La notte elettorale aveva visto il premier uscente Thaçi dichiarare la vittoria, proprio sulla base del 31% dei consensi ottenuti dal PDK. Al secondo posto si è attestato l’LDK col 26%, seguito da “Vetevendosje” col 14%. Rivolgendosi a migliaia di sostenitori a poche ore dalla chiusura dei seggi, Thaçi aveva promesso di portare avanti l’implementazione dell’ambizioso programma elettorale del partito, ribattezzato “La nuova missione”. Il piano prevede investimenti per 1,5 miliardi di euro, 200mila nuovi posti di lavoro in quattro anni, in un paese che oggi conta il 35% di disoccupazione e dove il 12% della popolazione vive in condizioni di povertà estrema.

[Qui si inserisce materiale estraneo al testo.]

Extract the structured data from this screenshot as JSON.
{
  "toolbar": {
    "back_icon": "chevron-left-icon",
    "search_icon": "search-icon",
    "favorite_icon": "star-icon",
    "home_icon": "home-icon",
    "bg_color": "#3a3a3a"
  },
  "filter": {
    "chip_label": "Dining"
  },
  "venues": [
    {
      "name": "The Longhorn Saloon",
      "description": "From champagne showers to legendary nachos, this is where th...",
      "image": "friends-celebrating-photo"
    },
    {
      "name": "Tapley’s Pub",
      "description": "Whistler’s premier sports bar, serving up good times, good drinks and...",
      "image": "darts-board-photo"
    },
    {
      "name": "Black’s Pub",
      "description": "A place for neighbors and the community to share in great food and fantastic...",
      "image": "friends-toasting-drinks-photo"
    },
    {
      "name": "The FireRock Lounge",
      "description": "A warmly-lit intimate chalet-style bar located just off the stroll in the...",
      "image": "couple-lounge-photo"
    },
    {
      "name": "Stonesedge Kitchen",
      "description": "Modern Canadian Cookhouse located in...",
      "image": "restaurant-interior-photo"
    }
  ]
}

“Mostreremo al mondo che l’indipendenza del Kosovo è stata solo l’inizio, e non la fine”, aveva continuato Thaçi. “Abbiamo chiuso con successo due capitoli importanti: l’indipendenza e l’ottenimento della libertà. Ora dobbiamo vincere la prossima battaglia: quella per lo sviluppo economico, la creazione di nuovi posti di lavoro e di migliori condizioni di vita”. Secondo molti economisti, però, il PIL del Kosovo dovrebbe crescere in modo spettacolare per molti anni per rendere possibile il programma pre-elettorale del PDK.

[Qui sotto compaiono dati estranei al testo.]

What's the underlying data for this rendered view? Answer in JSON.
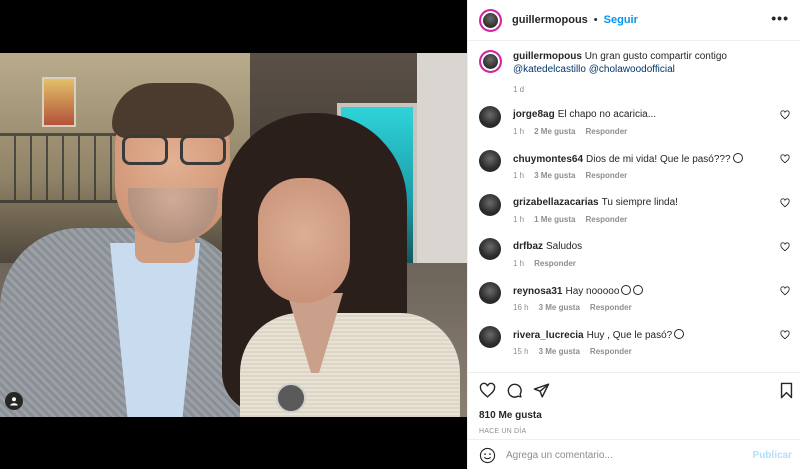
{
  "post": {
    "author": "guillermopous",
    "follow_label": "Seguir",
    "more_label": "•••",
    "separator": "•",
    "caption_text": "Un gran gusto compartir contigo",
    "caption_mentions": [
      "@katedelcastillo",
      "@cholawoodofficial"
    ],
    "caption_time": "1 d",
    "likes": "810 Me gusta",
    "time_ago": "HACE UN DÍA",
    "comment_placeholder": "Agrega un comentario...",
    "publish_label": "Publicar"
  },
  "comments": [
    {
      "user": "jorge8ag",
      "text": "El chapo no acaricia...",
      "time": "1 h",
      "likes": "2 Me gusta",
      "reply": "Responder",
      "emojis": 0
    },
    {
      "user": "chuymontes64",
      "text": "Dios de mi vida! Que le pasó???",
      "time": "1 h",
      "likes": "3 Me gusta",
      "reply": "Responder",
      "emojis": 1
    },
    {
      "user": "grizabellazacarias",
      "text": "Tu siempre linda!",
      "time": "1 h",
      "likes": "1 Me gusta",
      "reply": "Responder",
      "emojis": 0
    },
    {
      "user": "drfbaz",
      "text": "Saludos",
      "time": "1 h",
      "likes": "",
      "reply": "Responder",
      "emojis": 0
    },
    {
      "user": "reynosa31",
      "text": "Hay nooooo",
      "time": "16 h",
      "likes": "3 Me gusta",
      "reply": "Responder",
      "emojis": 2
    },
    {
      "user": "rivera_lucrecia",
      "text": "Huy , Que le pasó?",
      "time": "15 h",
      "likes": "3 Me gusta",
      "reply": "Responder",
      "emojis": 1
    }
  ],
  "icons": {
    "like": "heart-icon",
    "comment": "comment-icon",
    "share": "paper-plane-icon",
    "save": "bookmark-icon",
    "emoji": "smiley-icon",
    "tag": "person-tag-icon"
  },
  "colors": {
    "accent": "#0095f6",
    "publish_disabled": "#b2dffc",
    "muted": "#8e8e8e",
    "mention": "#00376b"
  }
}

Poche settimane prima del voto, Thaçi ha aumentato gli stipendi del settore pubblico del 25%, promettendo di alzarli ancora ogni anno se rieletto. Al tempo stesso, le tasse universitarie sono state dimezzate. I partiti d’opposizione accusano però Thaçi di corruzione e cattiva gestione della cosa pubblica, e il PDK appare oggi isolato nella scena politica kosovara. Diversi leader del PDK sono inoltre sotto indagine da parte della Special Task Force dell’UE per accuse di presunti crimini di guerra.

Disillusione?

Le elezioni dell’8 giugno sono state caratterizzate da un calo dell’affluenza alle urne rispetto alle precedenti consultazioni, toccando appena il 43% degli aventi diritto. La scelta di molti elettori di disertare il voto sembra affondare le radici nella frustrazione di molti nei confronti della leadership politica del Kosovo, e dell’incapacità di dare risposte ai principali problemi del paese.

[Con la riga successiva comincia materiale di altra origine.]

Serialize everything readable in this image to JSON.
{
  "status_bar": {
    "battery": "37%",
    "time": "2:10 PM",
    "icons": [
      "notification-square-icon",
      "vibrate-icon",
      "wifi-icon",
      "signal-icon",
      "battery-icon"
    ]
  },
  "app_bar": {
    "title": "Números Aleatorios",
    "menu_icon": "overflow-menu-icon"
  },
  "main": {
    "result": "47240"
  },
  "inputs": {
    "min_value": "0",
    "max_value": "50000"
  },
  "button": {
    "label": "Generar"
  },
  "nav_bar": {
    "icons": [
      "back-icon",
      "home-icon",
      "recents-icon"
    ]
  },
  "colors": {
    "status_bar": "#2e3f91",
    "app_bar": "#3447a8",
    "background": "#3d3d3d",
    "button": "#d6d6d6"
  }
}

Quasi 30mila osservatori kosovari ed internazionali erano presenti sul terreno per impedire la ripetizione delle gravi irregolarità che macchiarono il processo elettorale nel 2010. La missione di osservazione elettorale dell’Unione europea ha dato un primo giudizio sostanzialmente positivo, definendo le elezioni 2014 come trasparenti e ben organizzate.

Per la prima volta dalla dichiarazione di indipendenza del Kosovo dalla Serbia, la minoranza serba è stata invitata da Belgrado a prendere parte alle elezioni politiche, cambiamento avvenuto all’interno del processo di normalizzazione dei rapporti sponsorizzato dall’Unione europea. La risposta è stata però soltanto parzialmente positiva. La lista civica “Srpska”, fortemente legata al governo serbo, che di fatto ha diretto la sua nascita, ha ha raccolto il 4,2% dei voti, ma come previsto dalla costituzione potrà contare su 10 seggi (su 120) nel prossimo parlamento. Con lo scontro aperto tra PDK e opposizione sulla creazione dell’esecutivo, resta da vedere se e come la “Srpska” verrà invitata a far parte della prossimo governo.